En toute situation (v.
1-3). Au lieu de se révolter, les esclaves chrétiens sont
invités à voir leur situation comme une occasion de glorifier
Dieu en toutes circonstances. En honorant leurs supérieurs, ils surpassent
le lien qui les asservissent et deviennent des témoins de la grâce
divine. Si Paul demande à ces serviteurs d'attacher ainsi l'honneur
de Dieu à leur service (v. 1b), c'est pour attribuer de la dignité
et de la grandeur à chacun de leurs gestes.
Comme source de gain (v.
4-10). L'Évangile transforme le coeur de l'homme et non son rang social.

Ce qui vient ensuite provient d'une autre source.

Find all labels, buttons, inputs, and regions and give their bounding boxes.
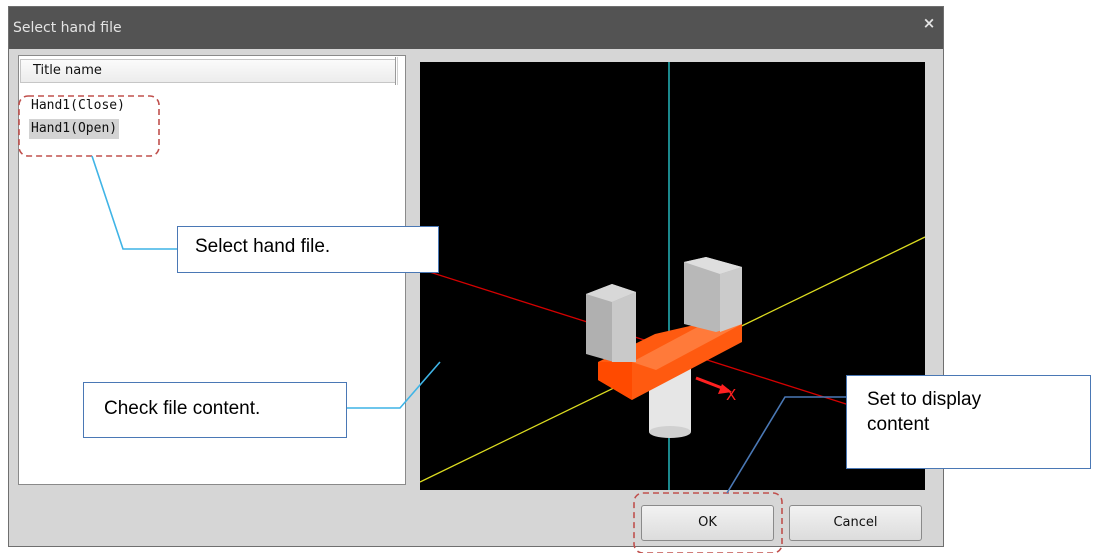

Timothée doit s'attendre à ce que les faux docteurs qui se
servent de la foi en Dieu pour s'enrichir s'opposent à cet enseignement.
Il est indéniable que leurs motivations viles, orgueilleuses et cupides
(v. 4, 6, 9-10) donnent raison à l'affirmation de Jésus: "[...]
Vous ne pouvez servir Dieu et Mamon" (Mt 6.24). Ces discoureurs ne comprennent
pas que la piété est une source de richesse spirituelle, et
non matérielle.
Prenons
garde: Aujourd'hui, combien de gens se satisfont de la nourriture
et du vêtement? Pourtant, l'apôtre considère ces aspirations
comme les seules qui soient légitimes... Selon lui, l'amour de l'argent
mène à la ruine et à la perdition et n'est rien de moins
que la racine de tous les maux. Ainsi, ceux qui cèdent à la
cupidité se retrouvent dans une situation encore plus dégradante
que celle de l'esclavage. Ne laissons pas nos convoitises insensées
nous éloigner de la foi.
PENSÉE:
La foi en Christ ne se borne
pas à un seul pas,
mais à toute une vie de marche avec Lui.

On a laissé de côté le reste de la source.